Guterres’in de işaret ettiği gibi İsrail’in Hamas’a yönelik operasyonlarında kullandığı orantısız şiddet kitlesel bir cezalandırmaya dönüşerek savaş hukukunu ihlal ediyor. İsrail’in saldırıları sırasında Filistinli sivillerin yanı sıra 63 Birleşmiş Milletler yardım kuruluşu çalışanı ve 29 gazeteci de hayatını kaybetti. Çatışmada hayatını kaybedenlerin toplam sayısının 8000’i geçtiği belirtiliyor. UNICEF’ten Catherine Russel ise her gün Gazze’de 420 çocuğun öldüğü ya da yaralandığını açıkladı.

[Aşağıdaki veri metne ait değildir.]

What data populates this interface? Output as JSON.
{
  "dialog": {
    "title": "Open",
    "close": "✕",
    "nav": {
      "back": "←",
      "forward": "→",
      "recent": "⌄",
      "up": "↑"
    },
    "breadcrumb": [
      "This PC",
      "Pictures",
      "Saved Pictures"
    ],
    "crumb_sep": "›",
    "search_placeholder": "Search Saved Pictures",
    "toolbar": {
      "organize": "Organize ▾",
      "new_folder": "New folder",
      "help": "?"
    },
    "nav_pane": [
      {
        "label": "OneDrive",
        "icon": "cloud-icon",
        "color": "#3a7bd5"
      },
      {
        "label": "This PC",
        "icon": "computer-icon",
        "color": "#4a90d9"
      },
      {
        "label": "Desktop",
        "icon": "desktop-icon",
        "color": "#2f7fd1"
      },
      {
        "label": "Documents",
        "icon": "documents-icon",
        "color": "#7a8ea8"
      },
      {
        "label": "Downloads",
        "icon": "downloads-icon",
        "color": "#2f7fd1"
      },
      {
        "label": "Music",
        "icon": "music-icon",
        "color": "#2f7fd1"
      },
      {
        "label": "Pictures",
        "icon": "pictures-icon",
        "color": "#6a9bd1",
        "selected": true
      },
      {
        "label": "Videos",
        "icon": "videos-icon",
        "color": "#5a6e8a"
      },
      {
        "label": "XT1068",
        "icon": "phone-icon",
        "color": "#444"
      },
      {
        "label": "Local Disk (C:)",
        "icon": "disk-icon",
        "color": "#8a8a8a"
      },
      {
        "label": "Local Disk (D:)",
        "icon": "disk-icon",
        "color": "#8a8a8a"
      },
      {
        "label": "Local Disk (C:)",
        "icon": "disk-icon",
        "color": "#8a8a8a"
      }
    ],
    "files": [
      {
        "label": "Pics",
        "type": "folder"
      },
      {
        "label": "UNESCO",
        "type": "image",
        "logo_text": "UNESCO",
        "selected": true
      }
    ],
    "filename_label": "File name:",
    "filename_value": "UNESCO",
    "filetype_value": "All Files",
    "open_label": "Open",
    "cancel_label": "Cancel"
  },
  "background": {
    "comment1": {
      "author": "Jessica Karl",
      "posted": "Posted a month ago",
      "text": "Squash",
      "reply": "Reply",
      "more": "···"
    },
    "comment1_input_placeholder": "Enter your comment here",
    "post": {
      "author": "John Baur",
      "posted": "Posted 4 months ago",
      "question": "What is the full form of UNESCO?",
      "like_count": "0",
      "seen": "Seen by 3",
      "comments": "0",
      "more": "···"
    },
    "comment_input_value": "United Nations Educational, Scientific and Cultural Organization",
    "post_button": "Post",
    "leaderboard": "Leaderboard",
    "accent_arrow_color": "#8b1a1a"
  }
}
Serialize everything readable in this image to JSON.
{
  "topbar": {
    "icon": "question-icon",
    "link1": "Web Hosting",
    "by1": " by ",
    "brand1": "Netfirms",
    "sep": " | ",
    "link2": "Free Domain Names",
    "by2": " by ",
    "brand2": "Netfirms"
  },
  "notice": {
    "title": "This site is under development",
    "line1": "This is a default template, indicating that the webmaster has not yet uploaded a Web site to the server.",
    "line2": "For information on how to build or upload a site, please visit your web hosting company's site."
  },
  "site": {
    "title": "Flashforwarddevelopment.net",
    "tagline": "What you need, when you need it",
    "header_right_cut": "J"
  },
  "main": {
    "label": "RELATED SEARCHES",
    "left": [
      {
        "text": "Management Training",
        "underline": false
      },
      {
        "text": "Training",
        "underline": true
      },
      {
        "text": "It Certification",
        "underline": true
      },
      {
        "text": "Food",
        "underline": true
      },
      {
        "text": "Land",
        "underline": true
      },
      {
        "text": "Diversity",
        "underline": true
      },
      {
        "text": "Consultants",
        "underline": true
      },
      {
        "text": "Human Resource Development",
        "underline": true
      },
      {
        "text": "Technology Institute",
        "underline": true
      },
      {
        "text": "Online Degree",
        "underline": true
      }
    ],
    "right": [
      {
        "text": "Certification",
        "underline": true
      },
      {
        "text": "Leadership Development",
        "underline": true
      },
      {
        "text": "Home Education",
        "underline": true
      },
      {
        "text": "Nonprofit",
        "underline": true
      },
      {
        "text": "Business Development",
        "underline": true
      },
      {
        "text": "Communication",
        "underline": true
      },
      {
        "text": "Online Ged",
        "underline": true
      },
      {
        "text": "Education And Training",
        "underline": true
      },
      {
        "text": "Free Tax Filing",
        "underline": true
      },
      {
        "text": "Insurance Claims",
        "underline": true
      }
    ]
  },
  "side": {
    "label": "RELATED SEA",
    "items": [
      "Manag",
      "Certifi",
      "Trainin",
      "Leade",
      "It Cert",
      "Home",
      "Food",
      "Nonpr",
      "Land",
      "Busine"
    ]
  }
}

Böylesi bir ortamda Birleşmiş Milletler Güvenlik Konseyi Gazze’nin durumu ile ilgili dört farklı karar tasarısını ABD vetosu ile reddetti. Birleşmiş Milletler Genel Kurulu ise geçtiğimiz hafta “acil, kalıcı ve sürekli bir insani ateşkes çağrısında bulunarak çatışmaların durdurulmasının” istendiği bir karar tasarısını, 14 ret, 45 çekimser ve 120 evet oyuyla genel kuruldan geçirdi. Bu karar Güvenlik Konseyi kararları gibi bağlayıcılık taşımıyor. Ancak uluslararası camiaya ciddi bir mesaj vererek Gazze’deki insani krizin çözülmesi için ülkeleri diplomatik olarak zorlaması da mümkün.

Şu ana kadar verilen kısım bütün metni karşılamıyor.